Un ingénieur fait attention aux choses, et si l’on en reste aux choses, les hommes se préoccupent d’environnement depuis fort longtemps : le début du XIX e siècle, ou même le Moyen-Age…Si l’on passe des choses aux mots qui les expriment, le tournant des années 70 est marqué par un événement sémantique : l’environnement fait son entrée dans les dictionnaires et encyclopédies, avec sa signification actuelle, et il perd les guillemets dont il était le plus souvent affublé encore au début des années 60.

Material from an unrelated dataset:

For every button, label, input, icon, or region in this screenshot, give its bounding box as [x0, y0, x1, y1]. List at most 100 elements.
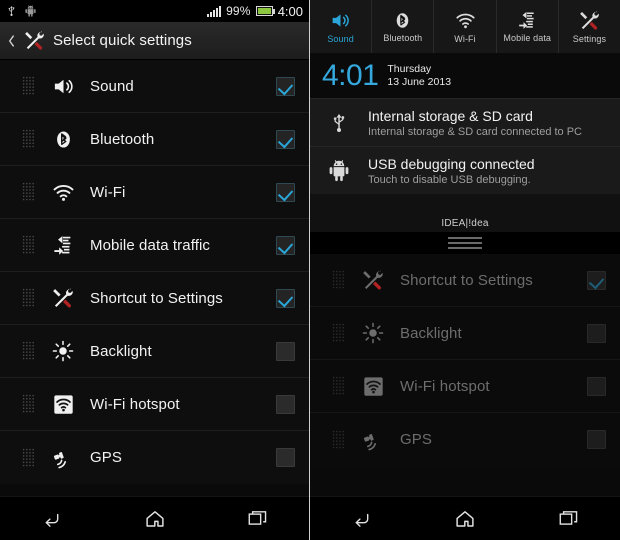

Que signifie cette évolution du langage ? Une prise de conscience s’est faite, en France comme dans les autres pays industrialisés, de la possibilité d’un mot global  pour désigner un certain nombre de choses jusqu’alors distinctes, la sûreté d’une usine, la beauté d’un paysage, les poissons d’un torrent, ou le bruit dans une ville. L’environnement, c’est tout cela, et en même temps ce n’est plus vraiment l’architecture comme au milieu du XX e siècle, et plus du tout les prostituées dont on s’occupait au XIX e siècle comme de l’hygiène dans les usines.

 Le tournant des années 70, c’est aussi un moment dont il faut rappeler l’optimisme et l’enthousiasme. La crise économique n’avait pas encore imposé ses contraintes, tout paraissait possible, la vie ou le monde semblaient à réinventer. A lire et entendre les témoins, cet optimisme était général : en France, les collaborateurs comme les adversaires de Georges Pompidou luttaient pour un environnement meilleur.

 Les jugements antagonistes sur l’action du chef d’Etat de l’époque illustrent aussi la complexité du « moment 1970 ». En France comme dans d’autres pays, l’environnement a été le produit d’un enthousiasme technocratique comme d’une mobilisation sociétale. En France peut-être plus qu’ailleurs, l’écologie naissante a été marquée par les projets d’aménagement et l’initiative publique. Les comparaisons internationales éclairent une certaine originalité de ce rapport français à une nature façonnée par l’homme. Ce qui est né avec le terme global d’environnement, c’est sans doute aussi notre vision actuelle d’une interdépendance entre l’homme et son environnement.